La coincidenza è curiosa, poiché la Marina italiana ha celebrato proprio un evento simile, l’affondamento dell’incrociatore britannico York nella Baia di Suda.

«Penso che nel nostro paese ci sia un rapporto molto “spensierato” con la memoria del fascismo e della seconda guerra mondiale», dice Eric Gobetti, uno storico da tempo impegnato in una difficile operazione di “restauro” della memoria. Il suo ultimo libro, E allora le Foibe?, pubblicato lo scorso febbraio da Laterza, è un tentativo di riportare una luce storica su una vicenda, quella del confine orientale, che nel tempo è stata distorta per ragioni politiche.

«Questo caso della Marina Militare – prosegue Gobetti – denota una memoria sostanzialmente agiografica della partecipazione alla guerra mondiale che sarebbe impensabile in Germania». È un atteggiamento, spiega, che si avvicina di più a quello di paesi come Polonia o Ucraina, dove «come da noi nel caso delle Foibe, è in corso la creazione di una “verità di stato autoassolutoria” sui temi della seconda guerra mondiale». 

Lo stato di conservazione della memoria nazionale è un po’ come un termometro. Il modo in cui ricordiamo il passato ci dice qualcosa sul nostro presente. Il governo polacco che impone una versione della storia che assume il paese da ogni responsabilità, ad esempio, è lo stesso che cerca di chiudere i media vicini all’opposizione e tenta da anni di mettere sotto controllo la magistratura indipendente.

«Mi chiedo – conclude Gobetti – può uno stato democratico fondato sui valori dell’antifascismo, incarnati nella nostra Costituzione, premiare con una medaglia coloro che hanno combattuto, nel 1941 ad Alessandria d’Egitto come nel 1944 in Istria e Dalmazia, dalla parte del nazismo, dalla parte di chi portava avanti con determinazione la volontà di opprimere e sterminare interi popoli?».

L’ammonimento

Posta in questi termini la questione trascende i singoli articoli pubblicati in queste settimane dalla Marina Militare. Questa non è una vicenda che ha al centro qualche paragrafo scritto con forse troppa leggerezza dall’ufficio stampa di un corpo militare.

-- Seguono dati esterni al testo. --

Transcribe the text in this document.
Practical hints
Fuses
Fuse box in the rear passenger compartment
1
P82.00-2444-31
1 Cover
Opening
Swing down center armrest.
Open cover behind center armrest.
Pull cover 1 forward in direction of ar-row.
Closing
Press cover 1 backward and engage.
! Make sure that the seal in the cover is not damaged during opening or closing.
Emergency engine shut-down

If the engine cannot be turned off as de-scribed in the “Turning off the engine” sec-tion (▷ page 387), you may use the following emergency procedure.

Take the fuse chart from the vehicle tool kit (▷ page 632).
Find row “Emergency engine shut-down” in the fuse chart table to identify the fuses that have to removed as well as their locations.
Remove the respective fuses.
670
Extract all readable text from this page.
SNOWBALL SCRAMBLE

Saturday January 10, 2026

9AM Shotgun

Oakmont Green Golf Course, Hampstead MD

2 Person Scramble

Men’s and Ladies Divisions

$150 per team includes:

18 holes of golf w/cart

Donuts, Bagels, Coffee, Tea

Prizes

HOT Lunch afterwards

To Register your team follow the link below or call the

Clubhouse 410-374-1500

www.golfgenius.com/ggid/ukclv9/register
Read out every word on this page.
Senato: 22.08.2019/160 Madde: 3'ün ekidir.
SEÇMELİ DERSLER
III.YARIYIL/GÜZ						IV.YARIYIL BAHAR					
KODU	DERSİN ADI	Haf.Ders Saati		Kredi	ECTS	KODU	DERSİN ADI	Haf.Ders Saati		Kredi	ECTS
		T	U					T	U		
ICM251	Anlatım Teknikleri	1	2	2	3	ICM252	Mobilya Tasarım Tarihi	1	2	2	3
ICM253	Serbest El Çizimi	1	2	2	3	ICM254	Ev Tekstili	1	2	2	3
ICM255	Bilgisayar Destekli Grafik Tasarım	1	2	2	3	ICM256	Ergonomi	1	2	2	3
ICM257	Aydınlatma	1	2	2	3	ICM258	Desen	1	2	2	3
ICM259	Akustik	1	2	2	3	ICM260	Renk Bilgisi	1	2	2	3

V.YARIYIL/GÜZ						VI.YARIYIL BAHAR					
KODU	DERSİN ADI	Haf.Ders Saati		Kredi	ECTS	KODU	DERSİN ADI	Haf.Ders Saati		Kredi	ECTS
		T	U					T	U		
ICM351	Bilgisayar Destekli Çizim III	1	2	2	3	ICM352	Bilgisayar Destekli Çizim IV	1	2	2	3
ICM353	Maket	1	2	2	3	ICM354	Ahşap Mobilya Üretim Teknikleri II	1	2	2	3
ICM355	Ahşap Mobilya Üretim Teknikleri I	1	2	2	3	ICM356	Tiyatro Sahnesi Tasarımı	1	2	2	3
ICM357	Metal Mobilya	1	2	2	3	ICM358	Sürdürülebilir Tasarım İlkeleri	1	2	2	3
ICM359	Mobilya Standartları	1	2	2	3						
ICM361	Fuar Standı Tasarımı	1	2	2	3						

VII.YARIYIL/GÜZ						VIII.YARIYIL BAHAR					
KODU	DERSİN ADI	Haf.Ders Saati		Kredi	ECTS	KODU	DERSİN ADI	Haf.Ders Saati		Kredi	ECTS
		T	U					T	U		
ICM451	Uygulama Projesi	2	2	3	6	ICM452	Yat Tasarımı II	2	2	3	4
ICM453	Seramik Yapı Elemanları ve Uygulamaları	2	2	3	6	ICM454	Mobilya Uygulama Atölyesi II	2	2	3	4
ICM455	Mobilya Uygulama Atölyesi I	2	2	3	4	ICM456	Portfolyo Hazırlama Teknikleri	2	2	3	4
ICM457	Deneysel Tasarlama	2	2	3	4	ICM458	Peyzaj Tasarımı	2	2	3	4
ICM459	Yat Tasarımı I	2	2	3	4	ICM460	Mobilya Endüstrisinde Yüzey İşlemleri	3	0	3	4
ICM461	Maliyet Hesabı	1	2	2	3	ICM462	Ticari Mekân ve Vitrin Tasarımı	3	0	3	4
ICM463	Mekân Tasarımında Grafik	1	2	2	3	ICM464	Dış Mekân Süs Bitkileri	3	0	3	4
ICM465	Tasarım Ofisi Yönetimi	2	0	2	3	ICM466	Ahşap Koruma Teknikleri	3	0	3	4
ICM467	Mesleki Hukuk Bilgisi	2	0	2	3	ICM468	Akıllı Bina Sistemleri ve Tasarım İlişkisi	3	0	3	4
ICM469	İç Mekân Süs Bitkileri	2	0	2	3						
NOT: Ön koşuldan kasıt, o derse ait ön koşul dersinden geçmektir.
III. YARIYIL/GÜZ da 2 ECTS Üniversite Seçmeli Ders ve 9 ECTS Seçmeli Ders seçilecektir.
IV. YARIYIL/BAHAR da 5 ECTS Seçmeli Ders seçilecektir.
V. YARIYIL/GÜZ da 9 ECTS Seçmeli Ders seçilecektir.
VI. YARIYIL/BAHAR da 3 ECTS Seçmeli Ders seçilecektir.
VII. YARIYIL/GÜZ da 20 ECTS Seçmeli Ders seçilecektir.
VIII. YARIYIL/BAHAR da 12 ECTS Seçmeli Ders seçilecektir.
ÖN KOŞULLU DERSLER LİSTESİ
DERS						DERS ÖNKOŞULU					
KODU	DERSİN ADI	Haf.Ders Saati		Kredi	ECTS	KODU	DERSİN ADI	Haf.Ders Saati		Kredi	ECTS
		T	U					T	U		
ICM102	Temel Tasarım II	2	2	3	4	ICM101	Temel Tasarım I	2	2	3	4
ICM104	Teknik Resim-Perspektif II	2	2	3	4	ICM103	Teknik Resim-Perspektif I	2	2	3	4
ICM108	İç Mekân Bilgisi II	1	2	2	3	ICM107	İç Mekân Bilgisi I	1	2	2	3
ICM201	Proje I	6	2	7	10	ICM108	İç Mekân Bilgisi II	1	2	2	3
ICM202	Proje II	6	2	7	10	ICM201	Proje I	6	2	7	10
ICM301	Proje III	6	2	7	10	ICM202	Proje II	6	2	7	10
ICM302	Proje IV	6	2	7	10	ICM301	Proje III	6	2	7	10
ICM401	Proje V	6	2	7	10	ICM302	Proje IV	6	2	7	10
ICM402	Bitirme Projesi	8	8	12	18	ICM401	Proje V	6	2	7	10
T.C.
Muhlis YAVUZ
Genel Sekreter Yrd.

Il punto è piuttosto riflettere sul fatto che questo modo edulcorato, sanificato e atemporale di guardare alla storia è evidentemente divenuto parte del modo di pensare di un’istituzione, come la Marina Militare, che dovrebbe essere tra le ultime a dimenticare il suo ruolo e le sue responsabilità.

E se i militari e la politica ricordano la storia in questo modo, come possiamo pensare che le persone comuni e le nuove generazioni in particolare, lo facciano in modo diverso?